The event, which forces traders to close, roll or rebalance positions, has long carried a reputation for triggering abrupt price swings as large pools of derivatives exposure suddenly vanish.
This quarter’s expiration arrives at a particularly fraught moment for markets, with bets on Federal Reserve interest-rate cuts fading as the Iran war has sparked a rally in crude prices and concerns over inflation. Hostilities continued on Thursday amid escalating attacks in the Persian Gulf on energy facilities.
While the S&P 500 Index (^GSPC) is only about 6% below its January record, the Cboe Volatility Index — a key gauge of expected equity swings — is well above its six-month average, underscoring lingering investor angst.
Read more here.
Bloomberg reports:
Alibaba Group Holding Ltd. (BABA) aims to quintuple cloud and AI revenue to $100 billion annually in five years, setting a high bar for its artificial intelligence endeavors to offset the plateauing of a once pre-eminent e-commerce empire.
Chief Executive Officer Eddie Wu proclaimed that goal after his company reported a 67% plunge in quarterly earnings and meagre revenue growth, underscoring the urgency behind Alibaba’s drive to wring more cash out of costly AI endeavors. But Wu didn’t offer specifics on how his company would hit that objective, which suggests at least 35% growth a year — about matching the pace that the cloud division managed in the December quarter. Alibaba’s US-listed shares slid 7.1%, the biggest drop since October.
The picture across most other units appeared bleaker. The company posted a 2% rise in sales to 284.8 billion yuan ($41.3 billion) for the three months ended December, just shy of the average projection. Net income plummeted — its worst performance since early 2024 — hurt in part by heavy spending on promotions to fend off rivals in commerce.
Read more here.
Bloomberg reports:
Gold (GC=F) headed for the biggest weekly loss in six years, as war in the Middle East boosted energy and reduced expectations for rate cuts.

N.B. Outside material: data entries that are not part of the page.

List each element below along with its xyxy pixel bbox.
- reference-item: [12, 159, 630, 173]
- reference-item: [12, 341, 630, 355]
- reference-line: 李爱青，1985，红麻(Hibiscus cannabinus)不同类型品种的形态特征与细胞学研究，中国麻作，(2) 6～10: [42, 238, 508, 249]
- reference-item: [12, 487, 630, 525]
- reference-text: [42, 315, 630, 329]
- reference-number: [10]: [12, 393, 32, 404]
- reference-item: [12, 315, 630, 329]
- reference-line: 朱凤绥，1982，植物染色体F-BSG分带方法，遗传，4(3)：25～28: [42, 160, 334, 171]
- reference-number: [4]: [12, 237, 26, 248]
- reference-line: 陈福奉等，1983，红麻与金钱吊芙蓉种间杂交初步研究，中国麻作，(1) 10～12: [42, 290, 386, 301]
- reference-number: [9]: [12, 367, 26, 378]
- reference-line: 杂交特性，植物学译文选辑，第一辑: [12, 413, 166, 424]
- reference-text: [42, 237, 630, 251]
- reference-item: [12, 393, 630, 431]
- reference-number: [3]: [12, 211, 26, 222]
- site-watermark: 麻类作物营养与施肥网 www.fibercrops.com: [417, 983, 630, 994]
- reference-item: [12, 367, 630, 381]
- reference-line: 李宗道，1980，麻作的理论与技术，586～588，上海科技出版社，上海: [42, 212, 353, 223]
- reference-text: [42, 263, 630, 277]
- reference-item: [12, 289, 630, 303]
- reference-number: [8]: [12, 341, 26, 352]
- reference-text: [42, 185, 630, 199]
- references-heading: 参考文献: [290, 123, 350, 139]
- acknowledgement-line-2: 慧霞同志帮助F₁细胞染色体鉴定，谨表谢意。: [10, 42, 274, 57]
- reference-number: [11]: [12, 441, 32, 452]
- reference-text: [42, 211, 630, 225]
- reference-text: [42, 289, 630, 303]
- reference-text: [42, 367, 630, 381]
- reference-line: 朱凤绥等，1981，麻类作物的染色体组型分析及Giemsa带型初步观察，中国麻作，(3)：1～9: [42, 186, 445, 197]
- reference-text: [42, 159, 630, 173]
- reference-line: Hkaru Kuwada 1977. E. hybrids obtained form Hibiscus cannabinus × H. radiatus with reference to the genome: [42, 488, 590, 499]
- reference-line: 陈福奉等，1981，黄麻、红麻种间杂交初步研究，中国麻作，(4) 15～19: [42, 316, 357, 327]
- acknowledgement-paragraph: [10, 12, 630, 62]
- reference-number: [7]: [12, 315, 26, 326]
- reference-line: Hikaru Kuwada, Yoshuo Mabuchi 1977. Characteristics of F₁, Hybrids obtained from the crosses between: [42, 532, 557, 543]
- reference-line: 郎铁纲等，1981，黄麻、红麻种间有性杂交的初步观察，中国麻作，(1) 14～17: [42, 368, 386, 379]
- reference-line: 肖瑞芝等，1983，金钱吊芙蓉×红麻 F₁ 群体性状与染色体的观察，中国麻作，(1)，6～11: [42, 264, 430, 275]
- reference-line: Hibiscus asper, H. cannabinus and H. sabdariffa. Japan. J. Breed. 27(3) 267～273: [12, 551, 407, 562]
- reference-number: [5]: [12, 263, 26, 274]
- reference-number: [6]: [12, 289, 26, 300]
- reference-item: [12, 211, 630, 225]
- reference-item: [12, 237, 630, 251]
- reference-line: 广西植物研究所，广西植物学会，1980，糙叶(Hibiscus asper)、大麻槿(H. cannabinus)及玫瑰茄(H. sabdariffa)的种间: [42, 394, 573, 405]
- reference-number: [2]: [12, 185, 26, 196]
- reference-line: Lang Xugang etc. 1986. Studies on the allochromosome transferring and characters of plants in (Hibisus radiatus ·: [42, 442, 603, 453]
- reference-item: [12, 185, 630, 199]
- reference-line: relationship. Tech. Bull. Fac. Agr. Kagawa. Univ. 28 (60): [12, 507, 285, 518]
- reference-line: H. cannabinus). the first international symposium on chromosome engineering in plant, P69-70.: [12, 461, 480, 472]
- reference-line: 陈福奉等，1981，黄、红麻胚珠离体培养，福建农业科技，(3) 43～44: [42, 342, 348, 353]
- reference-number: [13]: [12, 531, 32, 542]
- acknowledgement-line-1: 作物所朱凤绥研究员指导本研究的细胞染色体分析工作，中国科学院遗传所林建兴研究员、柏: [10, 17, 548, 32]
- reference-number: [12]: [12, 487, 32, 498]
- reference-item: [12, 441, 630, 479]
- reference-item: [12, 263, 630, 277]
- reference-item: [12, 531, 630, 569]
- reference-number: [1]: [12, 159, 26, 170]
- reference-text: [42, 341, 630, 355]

Bullion traded near $4,640 an ounce on Friday, down almost 8% this week, the most since March 2020. Soaring crude, natural gas and fuel prices triggered by the conflict are raising inflation concerns, reducing prospects of central banks lowering borrowing costs. That hurts gold as it doesn’t pay interest.
The precious metal — widely viewed as a haven — has dropped every week since the US and Israel attacked Iran last month. The retreat has come as Treasury yields and the US dollar gained ground, investors sold bullion to cover losses elsewhere, and gold-backed exchange-traded funds posted outflows.